Among Linney's many awards were two Obie awards, one for sustained excellence in playwriting; two National Critics Awards; three Drama-Logue Awards; and fellowships from the Guggenheim and Rockefeller foundations, the New York Foundation for the Arts and the National Endowment of the Arts. He was a member of the American Academy of Arts and Letters which conferred upon him its Award in Literature, Award of Merit and its highest award, the Gold Medal. He received an honorary doctorates from Oberlin in 1994, from Appalachian State University in 1995, and from Wake Forest University in 1998.

He was a member of the Ensemble Studio Theatre, the Fellowship of Southern Writers, National Theatre Conference, College of Fellows of the American Theatre, American Academy of Arts and Sciences, the American Academy of Arts and Letters, and the Corporation of Yaddo. Linney had been chair of the MFA Playwriting program at Columbia University's School of the Arts and Professor of Playwriting in the Actors Studio MFA Program at The New School in New York.

Linney was the founding playwright of Signature Theatre Company, which named a theater in his honor in the new Signature Center, which opened in 2012. On his birthday September 21, 2012, Appalachian State University in Boone, NC opened his archives for researchers and scholars.

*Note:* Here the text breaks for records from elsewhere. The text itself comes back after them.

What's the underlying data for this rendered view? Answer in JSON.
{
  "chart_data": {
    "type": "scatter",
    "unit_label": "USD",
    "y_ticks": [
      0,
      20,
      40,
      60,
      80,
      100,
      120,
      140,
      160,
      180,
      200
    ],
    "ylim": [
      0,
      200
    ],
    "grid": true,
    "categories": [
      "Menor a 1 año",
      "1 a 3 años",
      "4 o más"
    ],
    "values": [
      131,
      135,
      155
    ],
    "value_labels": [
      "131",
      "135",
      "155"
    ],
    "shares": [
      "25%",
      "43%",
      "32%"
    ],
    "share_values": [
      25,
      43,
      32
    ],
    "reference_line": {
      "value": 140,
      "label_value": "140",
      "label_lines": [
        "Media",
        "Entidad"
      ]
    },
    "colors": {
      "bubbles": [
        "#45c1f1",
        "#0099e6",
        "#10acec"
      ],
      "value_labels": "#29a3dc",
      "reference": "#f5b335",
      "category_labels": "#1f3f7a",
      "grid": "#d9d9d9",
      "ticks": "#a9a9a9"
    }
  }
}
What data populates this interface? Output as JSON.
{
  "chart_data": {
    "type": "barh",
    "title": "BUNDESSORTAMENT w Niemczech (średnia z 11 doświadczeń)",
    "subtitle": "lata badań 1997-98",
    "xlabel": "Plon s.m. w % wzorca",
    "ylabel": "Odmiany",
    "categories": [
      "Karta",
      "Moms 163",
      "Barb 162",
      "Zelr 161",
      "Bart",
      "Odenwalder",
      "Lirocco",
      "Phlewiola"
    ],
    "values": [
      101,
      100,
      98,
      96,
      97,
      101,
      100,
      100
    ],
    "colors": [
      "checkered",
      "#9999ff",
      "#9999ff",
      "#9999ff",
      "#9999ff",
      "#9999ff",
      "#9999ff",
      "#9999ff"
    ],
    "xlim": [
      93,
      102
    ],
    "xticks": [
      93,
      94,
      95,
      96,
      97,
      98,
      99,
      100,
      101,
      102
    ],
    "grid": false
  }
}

Linney

married three times and had two children, actress Laura Linney with his first wife, Ann Leggett Perse, and writer and editor, Susan Linney, with his second wife, Margaret Jane Andrews. Both marriages ended in divorce. In 1996, Linney married his third wife, Laura Callanan, and the two remained together until his death. Linney died of lung cancer at the age of 80 at home in Germantown, NY on January 15, 2011.

Appalachian State University Library's W. L. Eury Appalachian Collection was proud to acquire his papers in the spring of 2011. Researchers now have access to a wealth of resources with the opening of this important collection of manuscripts, photographs, correspondence, reviews, theatre programs and production posters. Linney's extensive book collection is also open for use in the Dougherty Reading Room and his theatre books are available in the Library's general collection. This exhibit commemorates and celebrates the life and work of Romulus Linney: actor, writer, teacher.